Japan, U.S. launch TPP-linked talks on autos, nontariff barriers

Japan and the United States launched bilateral trade negotiations Wednesday on autos and nontariff barriers in parallel with the Trans-Pacific Partnership free trade talks that Japan joined last month.

On the first day of the three-day talks in Tokyo, the two largest economies involved in the TPP negotiations discussed auto trade and insurance-sector issues among the nine nontariff measures on the table.

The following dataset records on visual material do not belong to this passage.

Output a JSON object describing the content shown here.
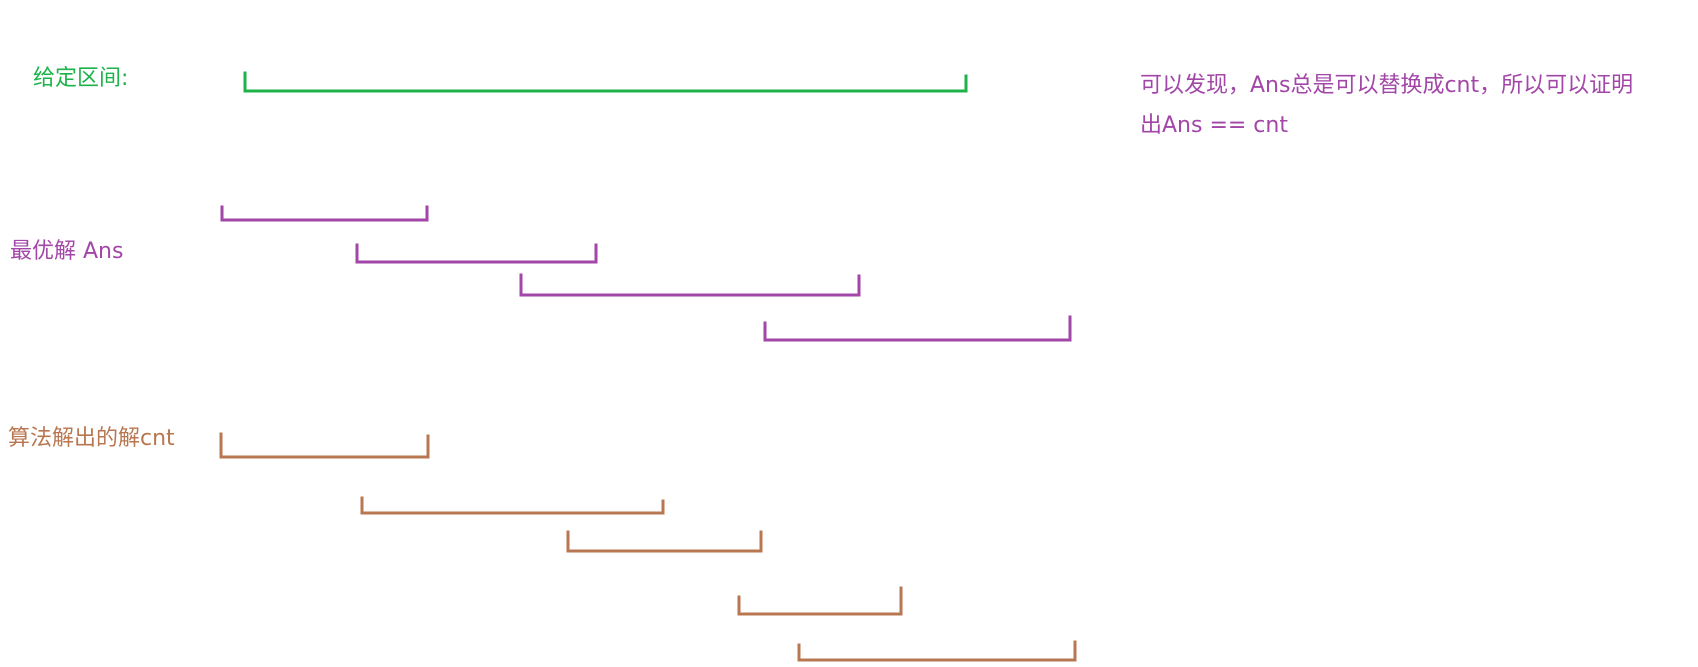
{
  "colors": {
    "given": "#1db34a",
    "ans": "#a246a8",
    "cnt": "#b87750"
  },
  "labels": {
    "given": "给定区间:",
    "ans": "最优解 Ans",
    "cnt": "算法解出的解cnt"
  },
  "note": {
    "line1": "可以发现，Ans总是可以替换成cnt，所以可以证明",
    "line2": "出Ans == cnt"
  }
}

They plan to hold expert-level discussions on other nontariff measures Thursday and another session for leading negotiators on the final day, according to the Foreign Ministry.

The Japanese delegates are led by Takeo Mori, ambassador for economic diplomacy. The U.S. delegation, headed by Acting Deputy U.S. Trade Representative Wendy Cutler, also includes officials of the departments of State and Commerce.

Saying she brought a "strong team" with her, Cutler told officials at the negotiating table at the outset of the session, "We have a lot of work to do, we need to do it quickly, and we need to discuss constructively."

"We look forward to having fruitful discussions," Mori said.

The first round of the bilateral, parallel negotiations kicked off after Japan became the 12th member of the TPP talks on July 23 upon the completion of U.S. domestic procedures to start trade talks with Japan. Japan entered the TPP talks near the end of the 18th round, held in Malaysia.

The bilateral dialogue was agreed after a strong request from the United States, which has been seeking the further opening up of the Japanese market through the elimination of nontariff barriers such as different auto safety standards and inspection regulations.

In a related move, the Office of the U.S. Trade Representative announced Tuesday its ambassador Michael Froman will visit Japan on Aug. 19 for talks with Cabinet members on the key sectors in the TPP negotiations.

Froman and Japanese officials are expected to discuss TPP sectors of interest to the United States such as automobiles, insurance and agricultural products before he attends ministerial talks on the U.S.-led pact in Brunei on Aug. 22 and 23.

The latest bilateral talks do not cover tariff elimination related to vehicles or farm products, which Japan is keen to discuss in the TPP negotiations.

Informed sources have said the United States has suggested it is not holding bilateral tariff negotiations with Japan during the Brunei round as it needs to complete its assessment of how tariff elimination will affect the U.S. economy.

The two countries announced the parallel dialogue in April, saying they had completed bilateral preparatory talks for Japan's participation in the TPP talks and agreed that U.S. tariffs on Japanese automobiles would be phased out using the longest staging period for any product in the TPP talks.

The agreement was seen as a concession by Japan in order to protect its agricultural sector in exchange, sparking concern that the country could be forced to make further concessions.

In an apparent response to U.S. concern that its insurers will not be able to compete on an equal footing with Japan Post Insurance Co., a unit of the state-owned Japan Post group, Tokyo said in April it does not intend to authorize the sale of new medical insurance products by the unit for several years.

In addition, the Japan Post Group announced last month it will expand its business collaboration with American Family Life Assurance Co. (Aflac) to sharply increase sales outlets handling the U.S. insurer's cancer policies in Japan and jointly develop cancer insurance products, another move that is seen as easing U.S. concerns.